This is pretty cool - my initial plan was to use spot p2.xlarge instances and mount a persistent EBS volume as the notebook root, but I’ve had trouble getting p2 instances to stick around more than an hour or so, and this appears to be a little cheaper than I was getting spot instances for anyway.
My initial experience with it mostly good - it was really easy to get it setup and get into the box. The only thing that appears to be slightly unfortunate is the I/O - unzipping the dogscats.zip took over 10 minutes on this box, but is under a minute on a p2.xlarge with an attached EBS volume. Not sure why it is so slow or if that is something that can be improved, but it isn’t terrible.
I tried to get the first lesson from this course running on it, and probably due to how quickly some of these libraries are changing, I had to make a handful of changes to the environment and still didn’t get it fully working…

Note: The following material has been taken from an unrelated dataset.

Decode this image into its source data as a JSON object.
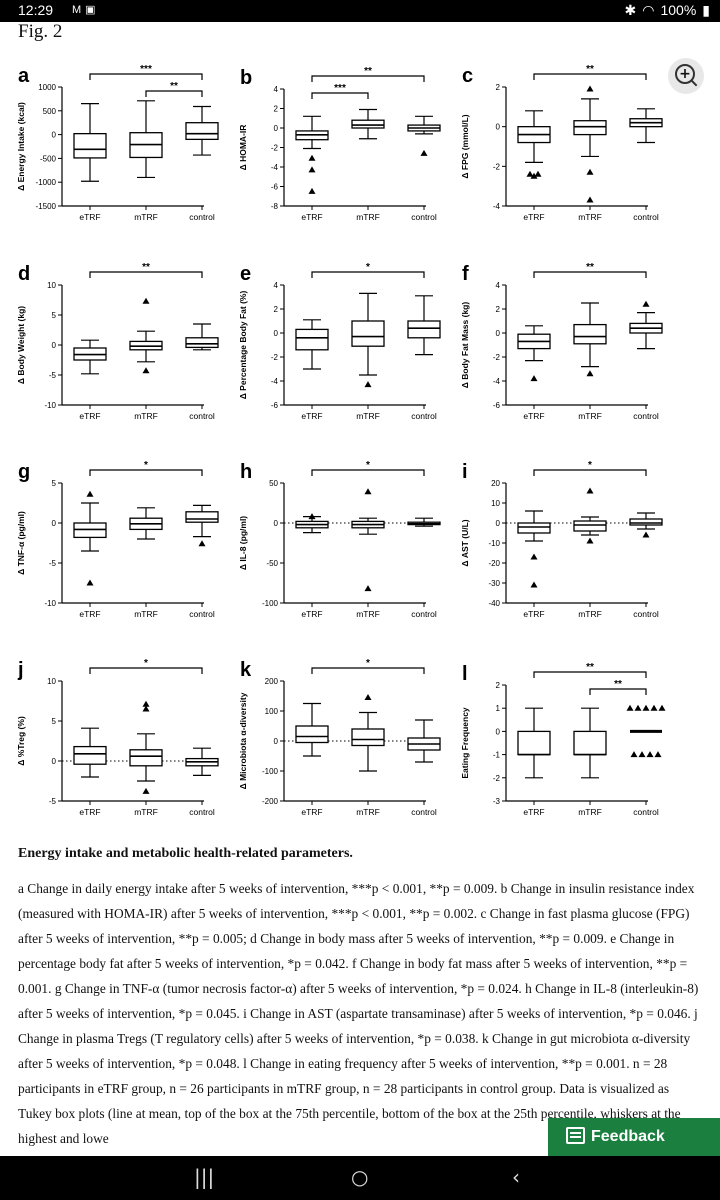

Here’s what I had to do (I’m fairly new to both Python and deep learning, so let me know if there is anything I’m missing):
- Switch to the Python 2.7 env:
source activate py2.7-env
- Install a bunch of missing libraries:
conda install Pillow
conda install scikit-learn
conda install bcolz
- Remove the installed versions of Keras and Theano and re-install them via pip:
conda_remove_keras
conda_remove_theano
pip install theano==0.9.0
pip install keras==1.2.2
- Tell Keras to use Theano instead of Tensorflow (got some error running Vgg16 with TF, not sure if it supported or not, but I know in the Amazon AMI it is setup to use Theano)
After all of that, I get the following now when running it:
> Exception: ('The following error happened while compiling the node', GpuDnnConv{algo='small', inplace=True}(GpuContiguous.0, GpuContiguous.0, GpuAllocEmpty.0, GpuDnnConvDesc{border_mode='valid', subsample=(1, 1), conv_mode='conv', precision='float32'}.0, Constant{1.0}, Constant{0.0}), '\n', 'nvcc return status', 2, 'for cmd', '/usr/local/cuda/bin/nvcc -shared -O3 -Xlinker -rpath,/usr/local/cuda/lib64 -arch=sm_37 -m64 -Xcompiler -fno-math-errno,-Wno-unused-label,-Wno-unused-variable,-Wno-write-strings,-DCUDA_NDARRAY_CUH=c72d035fdf91890f3b36710688069b2e,-DNPY_NO_DEPRECATED_API=NPY_1_7_API_VERSION,-fPIC,-fvisibility=hidden -Xlinker -rpath,/home/ubuntu/.theano/compiledir_Linux-4.4--aws-x86_64-with-debian-stretch-sid-x86_64-2.7.14-64/cuda_ndarray -I/home/ubuntu/.theano/compiledir_Linux-4.4--aws-x86_64-with-debian-stretch-sid-x86_64-2.7.14-64/cuda_ndarray -I/usr/local/cuda/include -I/home/ubuntu/anaconda3/envs/py2.7-env/lib/python2.7/site-packages/theano/sandbox/cuda -I/home/ubuntu/anaconda3/envs/py2.7-env/lib/python2.7/site-packages/numpy/core/include -I/home/ubuntu/anaconda3/envs/py2.7-env/include/python2.7 -I/home/ubuntu/anaconda3/envs/py2.7-env/lib/python2.7/site-packages/theano/gof -L/home/ubuntu/.theano/compiledir_Linux-4.4--aws-x86_64-with-debian-stretch-sid-x86_64-2.7.14-64/cuda_ndarray -L/home/ubuntu/anaconda3/envs/py2.7-env/lib -o /home/ubuntu/.theano/compiledir_Linux-4.4--aws-x86_64-with-debian-stretch-sid-x86_64-2.7.14-64/tmpYDFYaZ/ea4e203b6529466794536f8a1bfa77ae.so mod.cu -lcudart -lcublas -lcuda_ndarray -lcudnn -lpython2.7', "[GpuDnnConv{algo='small', inplace=True}(<CudaNdarrayType(float32, 4D)>, <CudaNdarrayType(float32, 4D)>, <CudaNdarrayType(float32, 4D)>, <CDataType{cudnnConvolutionDescriptor_t}>, Constant{1.0}, Constant{0.0})]")
I’m guessing I’m missing/have the wrong version of some of the Cuda libraries/drivers, but when I tried to follow the steps from install-gpu.sh, I ran out of disk space (looks like the root volume only has 20 GB) - I’ll try freeing some space by deleting the python 3 env and attempt to get it to work again tomorrow.